JEITA 秋草会長が「一番風呂はどこ? 」

Windows Vista普及を阻む日本語問題

2007/02/14

 電子情報技術産業協会(JEITA)会長の秋草直之氏(富士通 代表取締役会長)は2月14日会見し、Windows Vistaの企業での利用が広がるには日本語問題の解決が鍵になるとの考えを示した。Windows Vistaの日本語に関する問題が解決された段階で、「一番風呂に入るユーザー企業が出て、急速に伸びてくるだろう」と語った。

jeita01.jpg JEITA 会長の秋草直之氏。「自分ではまだWindows Vistaを使っていないので分からないが、企業では若干の問題があるようだ」

 Windows Vistaは、2004年に改定された文字コードの「JIS X 0213:2004」、通称“JIS2004”を採用し、これまで表示できなかった漢字や旧字体が表示できるようになった。ただ、Windows Vistaで入力した文字がWindows XPやWindows Server 2003で意図しない字体で表示されたり、空白文字となるなどの問題が指摘されている。クライアントからデータを受け取るサーバ側のアプリケーションやデータベースで問題が起きる可能性もある。秋草氏もこの問題を指摘し、企業への導入では「日本語の扱いで修正が必要。その工数が課題だ」と述べた。

 新OSの導入ではサプライヤなどが作業を行い、外字の管理も行うことがある。しかし、数千台のクライアントPCを保有する大企業などでは、日本語の修正も「サプライヤがサービスとして行うには工数がでかい」(秋草氏)。顧客はWinodows XPとWinodws Vistaで日本語の互換性があるのが当然と考えて、増大する工数のコスト負担には抵抗がある。これらの問題が重なり合い、Windows Vistaの企業導入が遅れるというのが秋草氏の見方だ。

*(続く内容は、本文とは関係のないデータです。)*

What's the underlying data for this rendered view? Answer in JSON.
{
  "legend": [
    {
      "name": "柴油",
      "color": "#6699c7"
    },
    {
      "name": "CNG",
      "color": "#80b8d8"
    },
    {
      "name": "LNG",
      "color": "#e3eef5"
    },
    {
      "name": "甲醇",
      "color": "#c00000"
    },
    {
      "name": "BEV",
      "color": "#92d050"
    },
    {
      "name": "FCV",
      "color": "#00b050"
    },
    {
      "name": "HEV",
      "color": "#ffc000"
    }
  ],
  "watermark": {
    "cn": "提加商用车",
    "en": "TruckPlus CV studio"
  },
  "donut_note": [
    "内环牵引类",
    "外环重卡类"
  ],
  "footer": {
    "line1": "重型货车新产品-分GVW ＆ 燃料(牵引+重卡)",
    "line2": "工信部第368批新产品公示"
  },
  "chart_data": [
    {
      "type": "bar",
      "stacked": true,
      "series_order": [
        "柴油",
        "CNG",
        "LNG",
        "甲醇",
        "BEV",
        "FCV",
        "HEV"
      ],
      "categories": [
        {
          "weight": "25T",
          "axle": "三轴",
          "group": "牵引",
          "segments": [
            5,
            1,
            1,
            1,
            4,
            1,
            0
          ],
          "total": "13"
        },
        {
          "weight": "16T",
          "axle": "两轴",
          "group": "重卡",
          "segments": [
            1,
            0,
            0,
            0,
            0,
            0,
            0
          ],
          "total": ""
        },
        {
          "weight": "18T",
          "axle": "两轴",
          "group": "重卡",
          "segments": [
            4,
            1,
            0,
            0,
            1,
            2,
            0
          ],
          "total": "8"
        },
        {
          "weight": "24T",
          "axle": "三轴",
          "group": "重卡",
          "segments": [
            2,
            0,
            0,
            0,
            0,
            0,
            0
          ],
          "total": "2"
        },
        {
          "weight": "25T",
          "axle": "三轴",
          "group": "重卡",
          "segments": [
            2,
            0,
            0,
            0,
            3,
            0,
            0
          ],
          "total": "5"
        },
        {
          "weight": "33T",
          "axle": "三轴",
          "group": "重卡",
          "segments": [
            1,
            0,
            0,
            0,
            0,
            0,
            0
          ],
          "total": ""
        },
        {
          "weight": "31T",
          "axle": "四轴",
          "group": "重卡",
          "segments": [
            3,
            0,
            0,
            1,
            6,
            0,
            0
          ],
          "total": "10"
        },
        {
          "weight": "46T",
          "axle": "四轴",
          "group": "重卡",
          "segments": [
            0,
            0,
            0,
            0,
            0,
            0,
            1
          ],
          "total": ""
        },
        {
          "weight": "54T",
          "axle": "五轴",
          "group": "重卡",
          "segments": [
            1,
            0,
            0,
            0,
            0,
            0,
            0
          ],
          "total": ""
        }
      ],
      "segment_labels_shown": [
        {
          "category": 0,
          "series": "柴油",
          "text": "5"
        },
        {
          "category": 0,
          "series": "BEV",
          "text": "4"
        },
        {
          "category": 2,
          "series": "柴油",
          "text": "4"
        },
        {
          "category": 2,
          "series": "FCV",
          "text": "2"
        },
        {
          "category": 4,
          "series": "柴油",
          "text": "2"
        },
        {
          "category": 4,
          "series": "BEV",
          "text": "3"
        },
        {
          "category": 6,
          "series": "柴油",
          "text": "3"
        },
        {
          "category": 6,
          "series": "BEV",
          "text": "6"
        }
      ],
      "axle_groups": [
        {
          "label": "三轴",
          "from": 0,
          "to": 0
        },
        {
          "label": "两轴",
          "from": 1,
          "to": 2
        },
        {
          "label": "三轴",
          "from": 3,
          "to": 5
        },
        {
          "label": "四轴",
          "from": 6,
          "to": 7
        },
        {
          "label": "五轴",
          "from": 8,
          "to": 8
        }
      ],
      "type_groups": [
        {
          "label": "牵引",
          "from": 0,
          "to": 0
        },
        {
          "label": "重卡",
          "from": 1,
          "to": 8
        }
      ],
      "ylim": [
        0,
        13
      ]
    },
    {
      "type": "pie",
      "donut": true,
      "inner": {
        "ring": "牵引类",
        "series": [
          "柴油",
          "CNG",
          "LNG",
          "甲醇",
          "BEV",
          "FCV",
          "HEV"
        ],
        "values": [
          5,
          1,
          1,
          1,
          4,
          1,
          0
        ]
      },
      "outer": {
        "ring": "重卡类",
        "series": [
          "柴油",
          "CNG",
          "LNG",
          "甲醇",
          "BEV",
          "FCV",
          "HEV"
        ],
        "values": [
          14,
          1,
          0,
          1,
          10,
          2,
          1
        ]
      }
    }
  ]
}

 マイクロソフトは2月8日、Windows XPおよびWindows Server 2003向けのJIS2004対応フォントパッケージと、Windows Vista向けのWindows XP互換(JIS X 0208:1997)のフォントパッケージを、それぞれMSゴシックとMS明朝の書体について提供を開始した。日立製作所も日本語問題を解決するソリューションの提供を開始した(参考記事)。Windows Vista導入の呼び水になる可能性がある。

 秋草氏は1月30日のWindows Vista発売以降のPCの出荷状況について「まあまあ伸びている」と説明。企業向けは上記の日本語の問題などで「慎重に見ている企業が多い」が、家庭向けはグラフィックス表示の新機能などが注目を集めて、「順調に伸びている」と話した。